Love founded Metro in partnership with City College in 2007 after noticing that many students entering the public health education major didn’t have the tools they needed to succeed. With help from Vicki Legion, her counterpart at City College and director of the Metro Transfer Success program there, Love reconfigured the first two years of college. Metro creates student communities with shared academic or career interests in a “school within a school” for up to 140 first generation, low-income or underrepresented students each year. The cohort of students enrolls together in two linked general education classes each semester during those two years. An engaging curriculum uses real-world challenges to strengthen the core academic skills of writing, quantitative reasoning, oral communications and critical thinking.

“Critical thinking and writing are skills that improve with repeated practice over time,” said Love. “This curriculum provides students with the time and support they need to do that.” Love says the curriculum empowers students to use their education to improve not only their own lives but also those of people in their communities and broader society. “We want to impart a love of learning and help them build a secure sense of self as scholars and agents of change,” said Love.

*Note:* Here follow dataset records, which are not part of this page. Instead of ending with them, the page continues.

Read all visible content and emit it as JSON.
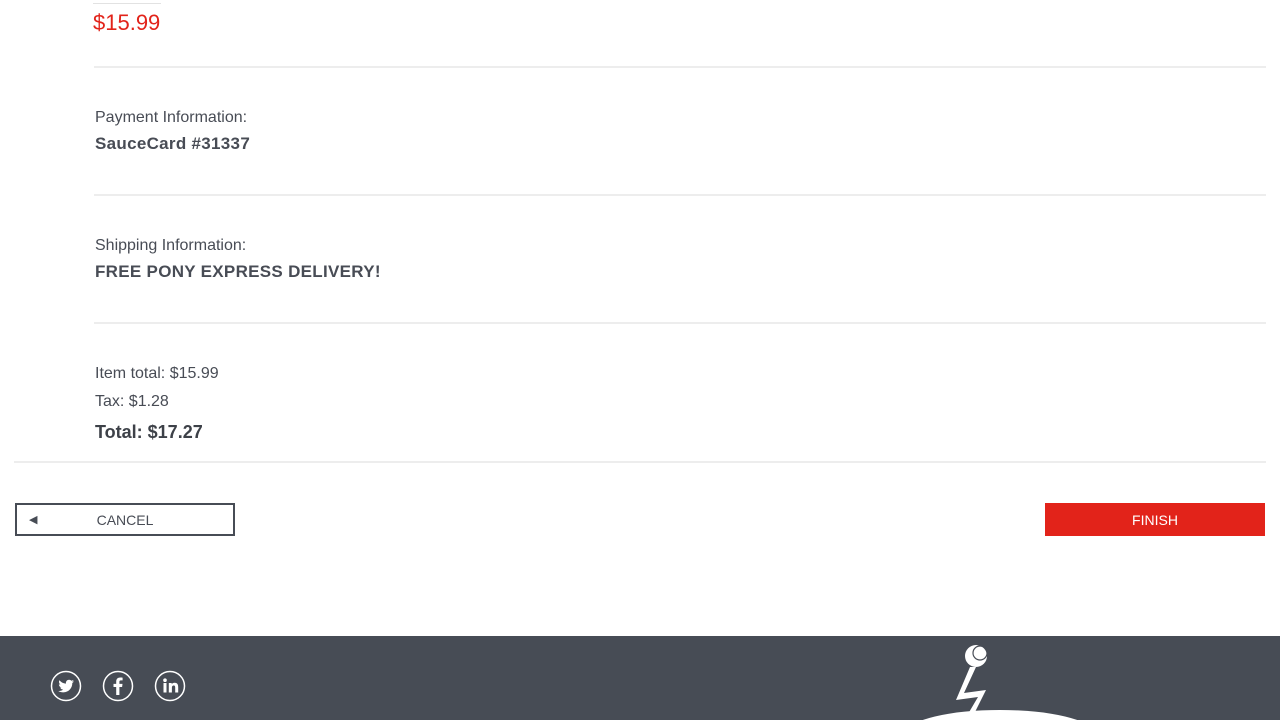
{
  "item": {
    "price": "$15.99"
  },
  "payment": {
    "label": "Payment Information:",
    "value": "SauceCard #31337"
  },
  "shipping": {
    "label": "Shipping Information:",
    "value": "FREE PONY EXPRESS DELIVERY!"
  },
  "summary": {
    "item_total": "Item total: $15.99",
    "tax": "Tax: $1.28",
    "total": "Total: $17.27"
  },
  "actions": {
    "cancel_label": "CANCEL",
    "finish_label": "FINISH"
  },
  "footer": {
    "social_icons": [
      "twitter-icon",
      "facebook-icon",
      "linkedin-icon"
    ],
    "logo_icon": "swag-bot-footer-icon"
  },
  "colors": {
    "accent": "#e2231a",
    "text": "#484c55",
    "footer_bg": "#474c55"
  }
}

By discovering how learning is relevant to them and their families, the students become more excited about learning.

Metro has led to a sharp improvement in retention and graduation rates of disadvantaged students, with 60 percent of its students graduating within six years, compared to just 45 percent of a similar group of students not in the Metro program. The Metro four-year graduation rate is 22 percent compared to 7.7 percent of the comparison group.